Gestalterische Qualität - Tiefe der Erzählung

Die gestalterische Qualität des Films mit seinem ausdrucksstarken «Chiaroschuro» (Hell-Dunkel-Kontraste, d. Red.) deckt sich mit der menschlichen Tiefe der Erzählung. Das haben sowohl die Ökumenische Jury als auch die Internationale Jury erkannt und entsprechend mit Auszeichnungen am Filmfestival gewürdigt: dem Goldenen Leoparden für den besten Film, der Auszeichnung für die beste Hauptdarstellerin und eine lobende Erwähnung der Ökumenischen Jury.

«Maternal» – Madonna mit Kind

Den Preis der Ökumenische Jury erhielt dieses Jahr der Film «Maternal», der die Mutterliebe in den Mittelpunkt stellt. Er wirft die Frage auf, ob die Heilige Familie ein Modell, ein Symbol oder ein verlorenes Ideal ist.

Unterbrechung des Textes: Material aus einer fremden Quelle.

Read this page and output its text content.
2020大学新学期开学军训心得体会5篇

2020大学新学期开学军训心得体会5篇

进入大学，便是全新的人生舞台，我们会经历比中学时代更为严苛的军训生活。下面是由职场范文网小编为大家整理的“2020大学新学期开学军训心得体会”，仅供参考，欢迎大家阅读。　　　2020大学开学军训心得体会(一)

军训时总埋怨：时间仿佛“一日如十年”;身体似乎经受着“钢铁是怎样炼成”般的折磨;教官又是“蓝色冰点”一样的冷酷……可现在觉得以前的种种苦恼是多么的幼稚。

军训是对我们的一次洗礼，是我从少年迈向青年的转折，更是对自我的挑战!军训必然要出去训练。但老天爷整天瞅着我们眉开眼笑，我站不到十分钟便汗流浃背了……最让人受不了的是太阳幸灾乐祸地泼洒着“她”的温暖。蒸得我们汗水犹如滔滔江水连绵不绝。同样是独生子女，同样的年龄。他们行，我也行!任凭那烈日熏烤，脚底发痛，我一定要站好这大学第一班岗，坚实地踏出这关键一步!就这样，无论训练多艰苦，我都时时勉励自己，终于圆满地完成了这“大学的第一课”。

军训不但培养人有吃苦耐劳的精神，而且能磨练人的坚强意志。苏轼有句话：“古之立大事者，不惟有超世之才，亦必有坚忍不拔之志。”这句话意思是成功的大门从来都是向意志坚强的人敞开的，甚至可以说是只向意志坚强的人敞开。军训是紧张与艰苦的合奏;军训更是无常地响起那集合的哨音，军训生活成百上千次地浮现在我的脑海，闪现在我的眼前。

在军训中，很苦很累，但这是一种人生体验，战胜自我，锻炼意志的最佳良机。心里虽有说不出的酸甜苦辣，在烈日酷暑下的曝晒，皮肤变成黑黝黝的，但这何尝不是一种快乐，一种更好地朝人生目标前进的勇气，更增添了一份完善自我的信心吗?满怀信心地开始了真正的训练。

In einem argentinischen Kloster betreibt ein Frauenorden aus Italien ein Heim für alleinerziehende Mütter mit Kindern. Die beiden jungen Frauen Lu und Fati sind durch ihre Schwangerschaft plötzlich mit dem Ernst des Lebens konfrontiert, obwohl sie noch Teenager sind. Die Ordensfrauen unterstützen sie mit allem, was sie brauchen. Vor allem sind es die kleinen Kinder, die betreut werden müssen.

Mutterliebe einer Ordensfrau

Die junge Ordensfrau Paola trifft zu Beginn von «Maternal» im Kloster ein. Sie steht kurz vor ihren ewigen Gelübden. Angesichts der sozial fragilen Situation der Frauen im Heim engagiert sie sich stark für die Kinder. Als die Mutter eines Mädchens verschwindet, nimmt sie sich des Kindes an. Schwester Paolo lebt ihre Mutterliebe in einer Form, die auf den ersten Blick erstaunt.

Selten hat ein Film das Thema der Mutterliebe so differenziert durchgespielt. Der Film zeigt die Liebe der Klosterfrau anstelle der leiblichen Mutter, und als Zuschauer assoziiert man in einigen Szenen das Bild der «Madonna mit Kind». Sowohl die Klosterfrauen wie die Kinder im Heim sprechen ausserdem über die «heilige Familie».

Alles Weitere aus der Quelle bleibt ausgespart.